Shadow Prey
“I’m going to sit around and read Anderson’s notebooks for a while. Maybe go for a run before dinner.”
“I told you. There’s nothing in it—Anderson’s stuff,” Lucas said. “We won’t find them on paper. If the Crows are lying low, we need somebody to talk to us.”
“Yeah. But somewhere, there’s something. A name. Something. Maybe somebody from their prison days . . .”
The day was chilly, but the bright sunlight felt fine on Lily’s face. She walked with her head tilted back as they crossed the street, taking in the rays, and Lucas’ heart thumped as he walked behind her, marveling.
Shadow Love was parked a block away, watching them.
CHAPTER
24
Shadow Love stole a Volvo station wagon from the reserved floor of an all-day parking ramp. He drove it to the cemetery and waited a half-block from the hillside where they’d bury Hart.
The wait was a short one: Hart’s funeral moved like clockwork. The funeral cortege came in from the other side of the graveyard, but Davenport and the New York woman came in from his side.
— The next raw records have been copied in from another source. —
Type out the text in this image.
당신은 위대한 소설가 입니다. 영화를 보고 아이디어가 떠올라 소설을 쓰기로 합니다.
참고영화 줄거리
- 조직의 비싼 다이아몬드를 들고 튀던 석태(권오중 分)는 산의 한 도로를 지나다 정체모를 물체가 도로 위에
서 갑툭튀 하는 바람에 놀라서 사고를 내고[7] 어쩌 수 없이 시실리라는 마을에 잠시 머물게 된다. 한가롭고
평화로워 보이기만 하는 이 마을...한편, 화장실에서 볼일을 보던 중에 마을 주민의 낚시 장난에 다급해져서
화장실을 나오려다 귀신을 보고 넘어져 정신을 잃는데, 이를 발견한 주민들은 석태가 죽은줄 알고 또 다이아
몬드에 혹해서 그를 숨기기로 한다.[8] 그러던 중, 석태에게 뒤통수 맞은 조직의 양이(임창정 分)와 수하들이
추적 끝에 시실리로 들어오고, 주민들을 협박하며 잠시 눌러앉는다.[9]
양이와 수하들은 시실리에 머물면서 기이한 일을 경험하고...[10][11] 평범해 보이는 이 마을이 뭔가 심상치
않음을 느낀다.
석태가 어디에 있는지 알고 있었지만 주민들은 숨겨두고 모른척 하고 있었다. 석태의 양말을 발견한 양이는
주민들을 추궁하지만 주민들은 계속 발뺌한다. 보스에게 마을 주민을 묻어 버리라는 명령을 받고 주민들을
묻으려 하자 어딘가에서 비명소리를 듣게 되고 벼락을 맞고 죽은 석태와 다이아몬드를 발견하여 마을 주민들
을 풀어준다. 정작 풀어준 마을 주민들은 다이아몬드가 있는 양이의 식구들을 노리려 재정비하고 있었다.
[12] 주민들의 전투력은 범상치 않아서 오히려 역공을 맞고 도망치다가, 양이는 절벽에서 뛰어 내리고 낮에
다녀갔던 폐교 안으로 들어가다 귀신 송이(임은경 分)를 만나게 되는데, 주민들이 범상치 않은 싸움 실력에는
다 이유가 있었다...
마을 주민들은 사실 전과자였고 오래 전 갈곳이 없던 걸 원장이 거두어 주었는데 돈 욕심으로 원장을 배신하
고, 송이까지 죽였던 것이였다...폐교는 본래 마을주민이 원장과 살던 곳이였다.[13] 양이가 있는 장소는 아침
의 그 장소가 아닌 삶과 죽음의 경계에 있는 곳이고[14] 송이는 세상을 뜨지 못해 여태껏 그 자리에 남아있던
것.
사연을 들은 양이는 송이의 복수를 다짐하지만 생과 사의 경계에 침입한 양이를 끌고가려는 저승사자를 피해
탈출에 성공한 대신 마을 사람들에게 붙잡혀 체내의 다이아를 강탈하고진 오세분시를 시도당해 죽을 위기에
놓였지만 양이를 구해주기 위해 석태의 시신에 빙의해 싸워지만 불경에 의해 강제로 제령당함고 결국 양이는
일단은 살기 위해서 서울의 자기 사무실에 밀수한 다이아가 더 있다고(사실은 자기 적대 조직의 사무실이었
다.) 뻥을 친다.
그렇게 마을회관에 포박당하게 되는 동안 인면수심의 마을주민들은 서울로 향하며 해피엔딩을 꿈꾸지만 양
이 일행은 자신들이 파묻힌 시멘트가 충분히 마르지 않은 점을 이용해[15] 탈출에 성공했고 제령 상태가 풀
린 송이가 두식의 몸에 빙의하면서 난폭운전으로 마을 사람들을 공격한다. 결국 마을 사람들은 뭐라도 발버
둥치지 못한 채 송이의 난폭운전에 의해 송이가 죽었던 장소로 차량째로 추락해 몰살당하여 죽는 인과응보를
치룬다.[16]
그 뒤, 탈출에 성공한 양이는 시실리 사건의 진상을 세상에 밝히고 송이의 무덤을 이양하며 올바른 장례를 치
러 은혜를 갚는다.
They all gathered on the hillside and prayed, and Shadow Love watched, slipping back to the warm moment when he slashed Hart, feeling the power of the knife . . . . The knife was in his pocket, and he touched it, tingling. No gun had ever affected him the same way, nor had the knife, before the Hart killing.
Blood made the stone holy. . . .
When the funeral ended, Davenport and the New York cop walked away from the crowd with another man, down the hill toward his mother’s grave. When they stopped, Shadow Love’s forehead wrinkled: They were at his mother’s grave. What for? What did they want?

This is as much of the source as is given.